Bisogna «interrompere la politica di odio, e prevenirla», dice in merito al processo. «Parlerò alle persone. Agli italiani dico grazie a tutti coloro che hanno mostrato solidarietà e sostenuto i profughi che arrivano nel loro paese. Un sostegno importante anche per le ong e i volontari: sappiamo che siete lì a sostenerci»

Lo stesso Matteo Salvini non si è fatto sfuggire l’appuntamento serale con l’intervista a Carola Rackete, annunciandola su Twitter. Lo stesso fa la leader di Fratelli dItalia, Giorgia Meloni.

«Ho preso le mie decisioni e non è stato facile. Certamente è stata una decisione ponderata anche con i medici. Ero frustrata nei confronti della Europa ma sentivo la mia responsabilità nei confronti delle persone che avevo a bordo. La sicurezza delle persone a bordo è primaria». E no, non aveva paura, assicura.

La battaglia ambientalista

«Di professione faccio l’ecologista, ho un master in conservazione della natura. Non mi interessa la politica italiana», risponde Rackete al conduttore Corrado Formigli. Ricca, comunista, viziata. Così Carola è stata definita. «Sono stata un’ingegnera. Vivo dei miei risparmi da quando sono molto giovane, da diversi anni. Penso di concentrarmi sulle mie passioni e convinzioni».

«Il nostro ecosistema sta per estinguersi, se non riduciamo le emissioni di carbone fossile alla fine del secolo, potenzialmente milioni di persone perderanno la vita nel mondo. Nessuno di noi dovrebbe occuparsi della politica interna. Ma di questo», dice Rackete.

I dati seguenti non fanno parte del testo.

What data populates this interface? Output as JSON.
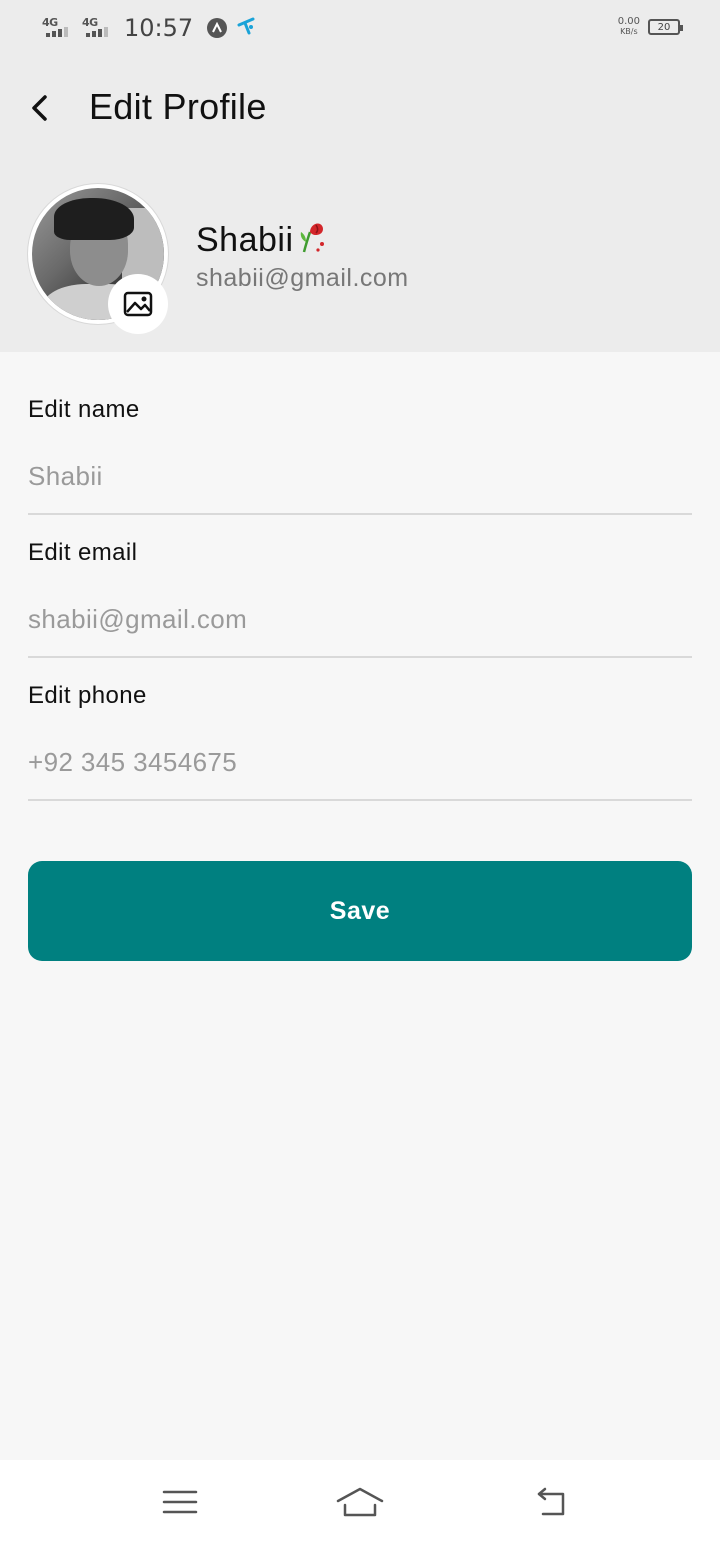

Nella intervista a Piazzapulita la comandante della missione della ong Sea Watch che ha portato a Lampedusa 52 migranti rimasti in mare per giorni in virtù del decreto sicurezza bis ricorda quei momenti. «Per me resta una grande delusione nei confronti dell’Europa. Città tedesche si erano rese disponibili a venire a prendere i migranti in Sicilia. Ma le persone soccorse sono rimaste in mare per giorni per una disputa con il ministro dell’interno italiano. Ed è colpa dell’Unione europea che non è in grado di trovare una soluzione per casi del genere».

Riportare le persone in Libia? «Volevamo mantenere fede alla legge internazionale sui porti sicuri», risponde Carola Rackete. «Così non sono i porti libici che violano costantemente i diritti umani. Riportare queste persone in Libia avrebbe significato violare la Convenzione di Ginevra. Lampedusa era il porto sicuro più vicino».

La rabbia delle persone nei confronti dei migranti? «In Europa la forbice tra ricchi e poveri è inasprita. Non ci può essere questo divario Dobbiamo affrontare disuguaglianze e la povertà che porta queste persone a lasciare casa loro per cercare un futuro migliore». L’Europa «ha una responsabilità storica per il passato coloniale. Anche l’Italia. La stessa Germania per la quantità di emissioni che oggi produce. Dobbiamo assumerci le nostre responsabilità, se loro desiderano venire da noi».

«Dobbiamo accettare e integrare queste persone nella società. L’immigrazione è uno strumento per accettare i cambiamenti portati dalla catastrofe climatica», dice la Capitana. Rackete è in collegamento da Berlino: ha rifiutato l’invito di andare a Roma in studio per evitare di prendere l’aereo per questioni ambientali. «Dobbiamo attivarci, scendere in piazza come fanno i ragazzi con i Fridays for future», dice Carola Rackete. «Adottiamo forme di protesta convincenti».